Humain se détendit, recula, s’accroupit à nouveau. Du bout du doigt, il dessina quelque chose dans la poussière.

— Maintenant, ce que vous attendez de nous, dit Humain. Nous obéirons à vos lois dans votre ville et également dans la prairie dont vous avez besoin ?

— Oui, répondit Ender.

— Et vous ne voulez pas que nous fassions la guerre ? ajouta Humain.

— C’est exact.

— Est-ce tout ?

— Encore une chose, dit Ender.

— Ce que tu demandes est déjà impossible, fit ressortir Humain, tu peux aussi bien demander davantage.

— La troisième vie, dit Ender. Quand commence-t-elle ? Quand on tue un piggy et qu’il se transforme en arbre, est-ce exact ?

— La première vie se déroule dans l’arbre-mère, où nous ne voyons jamais la lumière et mangeons aveuglément le corps de notre mère et la sève de l’arbre-mère. La deuxième vie, c’est lorsque nous vivons dans l’ombre de la forêt, dans la demi-lumière, courant, marchant et grimpant, voyant, chantant et parlant, fabriquant avec nos mains. La troisième vie, c’est lorsque nous nous dressons pour boire le soleil, enfin en pleine lumière, sans jamais bouger, sauf sous l’effet du vent ; nous ne faisons que penser et, lorsque les frères frappent sur notre tronc, leur parler. Oui, c’est la troisième vie.

— Les êtres humains n’ont pas de troisième vie.

Humain le regarda, déconcerté.

— Lorsque nous mourons, même si vous nous plantez, rien ne pousse. Il n’y a pas d’arbre. Nous ne buvons jamais le soleil. Lorsque nous mourons, nous sommes morts.

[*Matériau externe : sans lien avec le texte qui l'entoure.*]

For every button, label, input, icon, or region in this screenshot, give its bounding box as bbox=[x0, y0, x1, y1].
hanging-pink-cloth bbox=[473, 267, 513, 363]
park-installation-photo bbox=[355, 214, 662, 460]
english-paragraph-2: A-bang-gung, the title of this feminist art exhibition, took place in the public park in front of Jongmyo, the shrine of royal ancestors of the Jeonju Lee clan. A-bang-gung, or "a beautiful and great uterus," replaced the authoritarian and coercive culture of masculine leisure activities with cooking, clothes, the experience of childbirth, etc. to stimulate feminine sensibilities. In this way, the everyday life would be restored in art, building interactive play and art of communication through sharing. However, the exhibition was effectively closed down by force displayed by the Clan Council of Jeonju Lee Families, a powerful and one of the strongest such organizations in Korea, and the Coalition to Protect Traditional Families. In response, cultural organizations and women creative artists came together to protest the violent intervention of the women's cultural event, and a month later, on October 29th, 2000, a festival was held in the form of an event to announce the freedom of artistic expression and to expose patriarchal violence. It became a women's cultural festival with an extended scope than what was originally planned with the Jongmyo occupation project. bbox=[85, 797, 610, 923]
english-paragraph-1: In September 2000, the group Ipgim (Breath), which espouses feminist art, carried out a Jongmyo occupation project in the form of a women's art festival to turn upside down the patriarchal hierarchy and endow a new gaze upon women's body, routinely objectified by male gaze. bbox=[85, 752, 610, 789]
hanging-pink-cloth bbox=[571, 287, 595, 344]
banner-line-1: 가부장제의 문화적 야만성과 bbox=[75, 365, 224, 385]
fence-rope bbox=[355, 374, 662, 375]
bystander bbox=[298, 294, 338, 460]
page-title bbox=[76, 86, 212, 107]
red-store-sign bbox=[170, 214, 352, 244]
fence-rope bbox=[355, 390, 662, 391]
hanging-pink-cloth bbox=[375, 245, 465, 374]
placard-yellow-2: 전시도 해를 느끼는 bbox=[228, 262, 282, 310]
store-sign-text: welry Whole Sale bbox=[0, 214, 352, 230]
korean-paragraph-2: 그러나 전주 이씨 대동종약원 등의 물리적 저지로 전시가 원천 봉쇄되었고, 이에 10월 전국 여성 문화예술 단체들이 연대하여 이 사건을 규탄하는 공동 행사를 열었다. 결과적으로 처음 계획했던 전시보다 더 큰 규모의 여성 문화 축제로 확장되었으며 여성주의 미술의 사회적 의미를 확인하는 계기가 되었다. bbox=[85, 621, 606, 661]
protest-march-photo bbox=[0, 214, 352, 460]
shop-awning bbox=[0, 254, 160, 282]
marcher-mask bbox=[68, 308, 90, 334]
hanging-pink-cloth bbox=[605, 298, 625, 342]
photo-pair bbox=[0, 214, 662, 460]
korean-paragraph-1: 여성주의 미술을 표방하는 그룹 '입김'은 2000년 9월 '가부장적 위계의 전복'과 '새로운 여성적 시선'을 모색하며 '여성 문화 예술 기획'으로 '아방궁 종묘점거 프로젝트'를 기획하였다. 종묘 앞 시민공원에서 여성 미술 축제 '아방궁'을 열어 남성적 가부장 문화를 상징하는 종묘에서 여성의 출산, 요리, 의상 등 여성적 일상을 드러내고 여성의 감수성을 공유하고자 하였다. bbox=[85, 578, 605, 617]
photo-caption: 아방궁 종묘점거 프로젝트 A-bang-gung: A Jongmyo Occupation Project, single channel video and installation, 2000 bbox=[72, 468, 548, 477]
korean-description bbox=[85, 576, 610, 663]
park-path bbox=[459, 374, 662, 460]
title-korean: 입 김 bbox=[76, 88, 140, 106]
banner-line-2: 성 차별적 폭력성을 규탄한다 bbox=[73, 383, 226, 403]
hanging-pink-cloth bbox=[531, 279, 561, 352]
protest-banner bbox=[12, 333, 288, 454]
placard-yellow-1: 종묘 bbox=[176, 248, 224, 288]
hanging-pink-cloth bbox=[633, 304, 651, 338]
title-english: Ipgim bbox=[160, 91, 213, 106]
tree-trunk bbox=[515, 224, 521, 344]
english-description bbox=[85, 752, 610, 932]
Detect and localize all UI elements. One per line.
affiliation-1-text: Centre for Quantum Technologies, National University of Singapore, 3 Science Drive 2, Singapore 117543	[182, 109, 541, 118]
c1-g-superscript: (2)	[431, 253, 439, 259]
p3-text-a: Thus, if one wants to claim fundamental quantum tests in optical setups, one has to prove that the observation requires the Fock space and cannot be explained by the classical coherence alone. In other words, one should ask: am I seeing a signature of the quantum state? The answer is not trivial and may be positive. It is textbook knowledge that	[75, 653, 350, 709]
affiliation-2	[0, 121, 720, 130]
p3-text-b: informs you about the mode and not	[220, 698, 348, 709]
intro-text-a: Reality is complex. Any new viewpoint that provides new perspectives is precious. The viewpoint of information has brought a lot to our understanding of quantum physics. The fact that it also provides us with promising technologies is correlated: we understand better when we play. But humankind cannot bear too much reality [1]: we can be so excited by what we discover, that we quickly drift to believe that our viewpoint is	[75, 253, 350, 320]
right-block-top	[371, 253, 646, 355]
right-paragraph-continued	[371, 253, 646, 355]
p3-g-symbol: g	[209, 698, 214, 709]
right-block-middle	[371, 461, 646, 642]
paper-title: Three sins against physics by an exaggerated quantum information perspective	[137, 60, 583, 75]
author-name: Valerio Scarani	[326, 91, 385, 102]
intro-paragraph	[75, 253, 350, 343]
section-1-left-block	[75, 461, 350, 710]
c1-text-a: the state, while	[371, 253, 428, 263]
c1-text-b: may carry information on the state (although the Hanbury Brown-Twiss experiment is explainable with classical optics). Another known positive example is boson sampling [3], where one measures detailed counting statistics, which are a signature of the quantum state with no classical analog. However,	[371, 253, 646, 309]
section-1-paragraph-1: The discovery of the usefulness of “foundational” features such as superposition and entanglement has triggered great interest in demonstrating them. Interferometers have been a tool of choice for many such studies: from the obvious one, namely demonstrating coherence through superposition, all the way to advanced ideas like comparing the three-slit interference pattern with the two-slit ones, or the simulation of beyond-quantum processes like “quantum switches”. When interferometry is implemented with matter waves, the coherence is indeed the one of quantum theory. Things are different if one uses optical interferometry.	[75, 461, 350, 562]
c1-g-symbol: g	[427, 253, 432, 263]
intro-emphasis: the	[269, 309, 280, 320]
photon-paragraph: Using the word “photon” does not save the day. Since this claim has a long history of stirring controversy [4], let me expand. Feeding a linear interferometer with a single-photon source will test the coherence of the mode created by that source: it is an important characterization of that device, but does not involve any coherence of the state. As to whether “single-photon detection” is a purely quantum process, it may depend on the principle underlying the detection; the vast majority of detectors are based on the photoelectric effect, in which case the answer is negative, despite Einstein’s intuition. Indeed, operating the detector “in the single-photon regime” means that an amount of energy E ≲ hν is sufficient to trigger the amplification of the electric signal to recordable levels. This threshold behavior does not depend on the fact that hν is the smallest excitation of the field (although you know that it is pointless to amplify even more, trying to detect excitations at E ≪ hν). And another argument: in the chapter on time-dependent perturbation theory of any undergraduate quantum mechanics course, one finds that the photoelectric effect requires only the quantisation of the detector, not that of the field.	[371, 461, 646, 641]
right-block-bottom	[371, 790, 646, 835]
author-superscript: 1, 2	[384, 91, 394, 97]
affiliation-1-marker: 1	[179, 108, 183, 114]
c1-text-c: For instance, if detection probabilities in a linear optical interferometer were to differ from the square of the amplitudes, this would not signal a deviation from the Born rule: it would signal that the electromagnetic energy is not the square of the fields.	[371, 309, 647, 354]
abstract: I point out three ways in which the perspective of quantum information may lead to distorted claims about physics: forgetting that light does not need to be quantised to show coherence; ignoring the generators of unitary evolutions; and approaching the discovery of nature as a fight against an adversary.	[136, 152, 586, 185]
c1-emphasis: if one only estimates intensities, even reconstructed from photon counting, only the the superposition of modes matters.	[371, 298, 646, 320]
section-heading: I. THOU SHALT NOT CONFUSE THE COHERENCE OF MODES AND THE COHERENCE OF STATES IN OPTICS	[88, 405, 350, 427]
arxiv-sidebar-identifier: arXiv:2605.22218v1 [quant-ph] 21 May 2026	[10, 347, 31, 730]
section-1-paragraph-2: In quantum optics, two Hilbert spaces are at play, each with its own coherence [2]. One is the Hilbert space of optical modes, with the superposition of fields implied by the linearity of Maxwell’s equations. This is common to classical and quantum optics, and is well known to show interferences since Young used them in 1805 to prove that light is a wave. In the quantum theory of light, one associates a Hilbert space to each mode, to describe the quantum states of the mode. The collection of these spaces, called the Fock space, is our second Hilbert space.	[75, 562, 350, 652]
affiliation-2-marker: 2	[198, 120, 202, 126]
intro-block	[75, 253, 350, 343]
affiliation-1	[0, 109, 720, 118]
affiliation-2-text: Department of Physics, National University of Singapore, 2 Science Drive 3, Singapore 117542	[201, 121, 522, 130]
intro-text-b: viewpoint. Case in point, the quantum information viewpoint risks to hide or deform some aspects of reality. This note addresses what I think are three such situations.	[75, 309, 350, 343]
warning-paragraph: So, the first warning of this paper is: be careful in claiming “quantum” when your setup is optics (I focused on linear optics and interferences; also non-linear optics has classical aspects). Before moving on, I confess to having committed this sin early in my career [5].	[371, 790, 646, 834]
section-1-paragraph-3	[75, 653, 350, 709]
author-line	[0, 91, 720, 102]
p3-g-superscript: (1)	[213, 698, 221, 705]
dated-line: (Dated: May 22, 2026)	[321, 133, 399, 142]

Humain se tourna vers Ouanda :

— Mais l’autre livre que vous nous avez donné ? Il parlait de la vie après la mort et de la renaissance.

— Pas sous la forme d’un arbre, expliqua Ender. Sous une forme que l’on ne peut ni toucher ni sentir. À laquelle on ne peut pas parler. Qui ne donne pas de réponses.

— Je ne te crois pas, dit Humain. Si c’était vrai, pourquoi Pipo et Libo nous ont-ils demandé de les planter ?

Novinha s’agenouilla près d’Ender, le touchant – sans pour autant s’appuyer contre lui – afin de mieux entendre.

— Dans quelles circonstances vous ont-ils demandé de les planter ? demanda Ender.

— Ils ont fait le grand cadeau, gagné le grand bonheur. Les humains et les piggies ensemble. Pipo et Mandachuva. Libo et Mange-Feuille. Mandachuva et Mange-Feuille ont cru tous les deux qu’ils allaient obtenir la troisième vie, mais chaque fois, Pipo et Libo ont refusé. Ils tenaient à garder le cadeau pour eux. Pourquoi ont-ils agi ainsi si les humains n’ont pas de troisième vie ?

La voix de Novinha s’éleva alors, rauque et chargée d’émotion :

— Que devaient-ils faire pour donner leur troisième vie à Mandechuva et à Mange-Feuille ?

— Les planter, naturellement, répondit Humain. Comme aujourd’hui.

— Comme aujourd’hui quoi ? demanda Ender.

— Toi et moi, dit Humain. Humain et le Porte-Parole des Morts. Si nous parvenons à mettre au point un accord entre les humains et les épouses, ce sera un grand jour, un jour noble. Ainsi, ou bien tu me donneras la troisième vie, ou bien je te la donnerai.

— De ma propre main ?

— Naturellement, répondit Humain. Si tu ne me donnes pas l’honneur, je dois te le donner.

Ender se souvint de l’image qu’il avait vue, deux semaines auparavant, montrant Pipo éventré, les organes éparpillés. Planté.

— Humain, dit-il, le crime le plus grave qu’un être humain puisse commettre est le meurtre. Et la façon la plus horrible de le commettre consiste à torturer une personne si gravement qu’elle finit par mourir.